Senior research engineer, technical leader and architect. I design and build enterprise Machine Learning infrastructure at scale, with a focus on performance, concurrency, resiliency, automation and consumability. Expertise spans LLM inferencing and distributed systems – Cloud, Linux, containers, Kubernetes, serverless, microservices, K/V stores, networking, PyTorch. Skilled in Python, Rust, Java, Go. Prolific open source contributor. More than 15 years’ experience leading development and performance teams. Consistent track record of major technical contributions.

Experience

  • Member of Technical Staff at Inferact
    Dec 2025 - Present · 8 mos

  • Senior Principal Software Engineer, AI Engineering at Red Hat
    Nov 2024 - Dec 2025 · 1 yr 2 mos

  • IBM (20 yrs 3 mos)
    • Inferencing STSM, AI Platform Engineering, IBM Research
      Jan 2022 - Nov 2024 · 2 yrs 11 mos

      • Built the back-end LLM inferencing platform that was released as the flagship watsonx.ai Gen-AI cloud service in July 2023, lauded by the CEO and head of Research as unprecedented in terms of Research time-to-market. • Deployed and supported highly successfully IBM-internal LLM inferencing service used by thousands of IBMers as a vehicle for other research and services. • Early significant contributor to the first and most prominent open source LLM inferencing engines - Hugging Face TGI and vLLM. • vLLM committer. Represent IBM in the vLLM community, supporting and coordinating contributions by others. • Drive collaboration across IBM Research in support of common goals - bridging efforts/workstreams and connecting the dots between different projects and teams. • Work as a conduit between Research and product teams in IBM and Red Hat; assisted with early Gen AI customer engagements. • Lead ongoing Gen AI inference engineering and optimization efforts - setting technical strategy, educating and enabling other team members.

    • Senior Software Engineer, IBM Watson AI Infrastructure
      2013 - Dec 2021 · 9 yrs

      Conceived, designed and implemented much of the infrastructure underpinning IBM’s most successful AI Cloud offerings including IBM Watson Assistant and Natural Language Classifier services. Lead and mentor development teams. Build and support distributed, scalable, resilient production systems and components/libraries used within them. Consistent top performer and regular award recipient. • Designed and implemented back end Kubernetes-based engine for orchestrating self-service ML model lifecycles used by Watson Assistant, Natural Language Classifier and Discovery services – co-ordinates model training, retraining and deployment in a fault-tolerant manner. • Designed and implemented general-purpose mesh-based model serving platform now central to most Watson AI cloud services – manages hundreds of thousands of production models. • Generalized components with abstractions to enable seamless migration between changing underlying platform services – container scheduler, data stores, etc. • Create and maintain various low-level libraries used across multiple Watson cloud products – including a service discovery and RPC framework, java etcd client and utilities.

    • Watson Performance/Runtime Technical Lead
      Sep 2012 - 2015 · 2 yrs 5 mos

      Taking IBM Watson from gameshow to product.

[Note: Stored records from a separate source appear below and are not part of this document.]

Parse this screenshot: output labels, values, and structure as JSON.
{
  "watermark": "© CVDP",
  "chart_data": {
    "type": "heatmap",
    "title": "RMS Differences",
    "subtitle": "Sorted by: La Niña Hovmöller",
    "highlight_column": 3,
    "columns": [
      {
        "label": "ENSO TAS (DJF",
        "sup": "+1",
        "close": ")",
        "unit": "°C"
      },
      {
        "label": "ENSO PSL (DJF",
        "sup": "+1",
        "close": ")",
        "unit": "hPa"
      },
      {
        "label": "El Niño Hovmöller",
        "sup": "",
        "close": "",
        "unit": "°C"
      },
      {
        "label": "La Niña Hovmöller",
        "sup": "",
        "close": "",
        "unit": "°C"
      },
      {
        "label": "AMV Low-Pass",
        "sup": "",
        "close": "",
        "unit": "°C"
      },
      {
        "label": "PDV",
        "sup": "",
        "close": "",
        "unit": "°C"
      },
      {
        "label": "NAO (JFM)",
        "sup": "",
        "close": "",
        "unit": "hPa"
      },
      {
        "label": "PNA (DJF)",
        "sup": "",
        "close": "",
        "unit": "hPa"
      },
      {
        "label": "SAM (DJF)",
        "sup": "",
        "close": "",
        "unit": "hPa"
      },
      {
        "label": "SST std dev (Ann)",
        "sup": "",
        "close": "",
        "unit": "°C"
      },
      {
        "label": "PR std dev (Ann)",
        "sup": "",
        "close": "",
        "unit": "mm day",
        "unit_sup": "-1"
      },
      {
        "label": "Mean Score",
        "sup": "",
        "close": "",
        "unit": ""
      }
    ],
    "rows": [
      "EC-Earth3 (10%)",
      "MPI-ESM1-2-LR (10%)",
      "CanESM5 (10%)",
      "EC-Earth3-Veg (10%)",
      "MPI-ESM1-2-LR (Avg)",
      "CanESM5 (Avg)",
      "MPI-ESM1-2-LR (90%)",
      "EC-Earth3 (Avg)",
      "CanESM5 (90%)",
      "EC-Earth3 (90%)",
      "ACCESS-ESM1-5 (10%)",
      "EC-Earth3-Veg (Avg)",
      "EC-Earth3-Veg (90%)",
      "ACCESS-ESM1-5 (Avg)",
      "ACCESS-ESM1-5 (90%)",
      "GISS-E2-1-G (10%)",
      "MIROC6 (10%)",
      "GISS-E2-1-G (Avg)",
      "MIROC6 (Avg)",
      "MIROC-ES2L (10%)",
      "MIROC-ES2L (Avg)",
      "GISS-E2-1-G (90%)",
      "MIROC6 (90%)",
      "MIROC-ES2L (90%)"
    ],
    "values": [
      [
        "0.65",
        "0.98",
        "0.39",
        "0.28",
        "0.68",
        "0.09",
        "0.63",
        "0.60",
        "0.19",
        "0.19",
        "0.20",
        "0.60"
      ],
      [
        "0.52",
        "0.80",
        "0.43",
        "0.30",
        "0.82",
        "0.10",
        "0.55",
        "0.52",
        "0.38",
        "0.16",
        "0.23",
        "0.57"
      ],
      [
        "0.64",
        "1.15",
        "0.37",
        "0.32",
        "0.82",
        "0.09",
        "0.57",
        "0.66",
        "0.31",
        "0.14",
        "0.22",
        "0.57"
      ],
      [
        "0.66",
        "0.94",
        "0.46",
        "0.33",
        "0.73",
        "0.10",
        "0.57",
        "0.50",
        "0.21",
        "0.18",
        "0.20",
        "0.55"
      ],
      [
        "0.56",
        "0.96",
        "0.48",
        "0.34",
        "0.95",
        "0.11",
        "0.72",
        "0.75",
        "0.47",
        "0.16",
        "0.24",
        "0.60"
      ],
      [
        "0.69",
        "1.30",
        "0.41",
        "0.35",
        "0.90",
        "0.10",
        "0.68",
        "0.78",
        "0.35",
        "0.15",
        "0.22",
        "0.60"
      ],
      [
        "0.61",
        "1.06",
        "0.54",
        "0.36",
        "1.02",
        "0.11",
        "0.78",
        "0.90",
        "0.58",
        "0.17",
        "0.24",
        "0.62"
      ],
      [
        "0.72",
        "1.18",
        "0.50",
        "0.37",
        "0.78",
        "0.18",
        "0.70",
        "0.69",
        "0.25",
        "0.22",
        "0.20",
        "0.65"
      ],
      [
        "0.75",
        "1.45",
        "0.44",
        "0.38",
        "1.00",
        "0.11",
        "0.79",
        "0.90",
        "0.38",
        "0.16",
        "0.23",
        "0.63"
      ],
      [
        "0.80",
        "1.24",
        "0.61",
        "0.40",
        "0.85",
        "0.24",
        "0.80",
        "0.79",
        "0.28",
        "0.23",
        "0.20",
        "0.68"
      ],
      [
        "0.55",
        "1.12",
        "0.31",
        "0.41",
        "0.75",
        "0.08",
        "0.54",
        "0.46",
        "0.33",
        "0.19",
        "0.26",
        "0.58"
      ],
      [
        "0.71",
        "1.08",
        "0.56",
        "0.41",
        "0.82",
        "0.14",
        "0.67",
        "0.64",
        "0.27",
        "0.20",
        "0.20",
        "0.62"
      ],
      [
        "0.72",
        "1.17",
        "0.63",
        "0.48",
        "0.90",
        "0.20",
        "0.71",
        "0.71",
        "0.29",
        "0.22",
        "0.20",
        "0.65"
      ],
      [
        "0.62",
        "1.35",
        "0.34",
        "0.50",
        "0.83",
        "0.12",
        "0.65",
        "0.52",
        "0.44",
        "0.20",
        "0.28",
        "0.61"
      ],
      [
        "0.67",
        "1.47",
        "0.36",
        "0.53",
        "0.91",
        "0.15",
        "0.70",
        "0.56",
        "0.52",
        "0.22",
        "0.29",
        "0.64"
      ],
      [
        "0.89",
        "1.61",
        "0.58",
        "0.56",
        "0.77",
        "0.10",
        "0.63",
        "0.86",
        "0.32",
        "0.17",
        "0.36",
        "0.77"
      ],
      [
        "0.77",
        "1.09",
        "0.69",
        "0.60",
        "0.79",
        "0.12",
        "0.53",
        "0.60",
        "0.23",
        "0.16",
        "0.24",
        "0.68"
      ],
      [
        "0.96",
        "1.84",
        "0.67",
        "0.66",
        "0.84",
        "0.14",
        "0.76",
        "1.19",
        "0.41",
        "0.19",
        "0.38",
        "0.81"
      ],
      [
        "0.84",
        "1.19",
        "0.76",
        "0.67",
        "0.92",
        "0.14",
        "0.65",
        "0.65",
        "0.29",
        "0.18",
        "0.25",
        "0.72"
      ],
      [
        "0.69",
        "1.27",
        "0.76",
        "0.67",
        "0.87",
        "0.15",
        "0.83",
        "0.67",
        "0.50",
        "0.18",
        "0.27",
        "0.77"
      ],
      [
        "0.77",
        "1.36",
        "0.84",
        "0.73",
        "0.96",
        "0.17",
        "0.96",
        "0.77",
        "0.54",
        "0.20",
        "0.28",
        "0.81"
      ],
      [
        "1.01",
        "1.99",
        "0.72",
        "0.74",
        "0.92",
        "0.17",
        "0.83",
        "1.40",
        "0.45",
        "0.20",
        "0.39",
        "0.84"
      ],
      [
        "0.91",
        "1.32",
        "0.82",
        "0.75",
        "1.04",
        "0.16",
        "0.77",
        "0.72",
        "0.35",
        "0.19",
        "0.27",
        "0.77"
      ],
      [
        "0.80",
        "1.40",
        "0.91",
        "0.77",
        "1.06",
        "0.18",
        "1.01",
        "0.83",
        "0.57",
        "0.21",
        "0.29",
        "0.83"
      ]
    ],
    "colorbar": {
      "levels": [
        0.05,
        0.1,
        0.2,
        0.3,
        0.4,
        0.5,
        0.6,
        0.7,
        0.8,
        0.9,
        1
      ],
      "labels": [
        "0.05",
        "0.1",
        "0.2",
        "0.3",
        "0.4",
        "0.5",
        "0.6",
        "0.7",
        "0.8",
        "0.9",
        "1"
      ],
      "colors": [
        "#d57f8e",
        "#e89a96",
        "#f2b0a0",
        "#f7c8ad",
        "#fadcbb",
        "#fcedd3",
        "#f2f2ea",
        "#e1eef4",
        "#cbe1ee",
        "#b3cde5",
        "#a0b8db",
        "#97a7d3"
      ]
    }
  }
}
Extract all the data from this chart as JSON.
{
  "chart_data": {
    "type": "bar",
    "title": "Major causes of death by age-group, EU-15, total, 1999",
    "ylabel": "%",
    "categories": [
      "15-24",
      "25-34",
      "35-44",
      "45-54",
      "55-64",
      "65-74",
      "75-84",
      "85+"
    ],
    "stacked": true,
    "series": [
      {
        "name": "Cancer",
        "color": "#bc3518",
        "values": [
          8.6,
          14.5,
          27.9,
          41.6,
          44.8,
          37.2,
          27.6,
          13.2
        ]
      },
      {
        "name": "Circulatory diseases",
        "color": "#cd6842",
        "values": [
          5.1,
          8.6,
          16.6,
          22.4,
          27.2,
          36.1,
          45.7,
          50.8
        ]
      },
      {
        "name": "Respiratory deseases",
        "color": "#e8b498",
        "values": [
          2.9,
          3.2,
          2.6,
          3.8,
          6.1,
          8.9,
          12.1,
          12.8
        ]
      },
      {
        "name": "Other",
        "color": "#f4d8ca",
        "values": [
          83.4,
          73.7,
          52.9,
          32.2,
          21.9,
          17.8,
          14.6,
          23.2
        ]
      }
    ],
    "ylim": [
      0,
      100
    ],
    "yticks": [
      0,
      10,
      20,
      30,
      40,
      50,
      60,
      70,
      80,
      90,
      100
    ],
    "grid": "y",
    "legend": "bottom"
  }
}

Applied performance analysis and engineering to parallelize and shrink room-sized question-answering system down to a single server, taking everyone by surprise and driving a fundamental change in architectural direction. Created high-performance concurrent runtime library for Apache UIMA NLP pipelines, onto which all commercial Watson QA pipelines were based. Re-implemented the core Apache UIMA 2.x library internals with a new approach that became the basis for UIMA 3.0.

  • Extreme Blue Intern at IBM United Kingdom Ltd
    Jul 2003 - Sep 2003 · 3 mos

    One of eight students chosen nationally, working in a team of four on research-based software project: an autonomic knowledge-management system based on Semantic Web concepts. Filed three patents.

  • Pre-university co-op at IBM United Kingdom Ltd
    Aug 2000 - Jul 2001 · 1 yr

    Software Engineer in small team integrating Voice over IP into an existing telephony product. Personally took over coding of a significant proportion of the software (in C). Chosen for IBM student Bursary scheme. Returned for subsequent summer internship (Jul 2002 - Sep 2002) – made responsible for the design and development of new SIP (Session Initiation Protocol) functionality. Liaised with vendors while evaluating their protocol stacks and delivered a full solution with one of the offerings.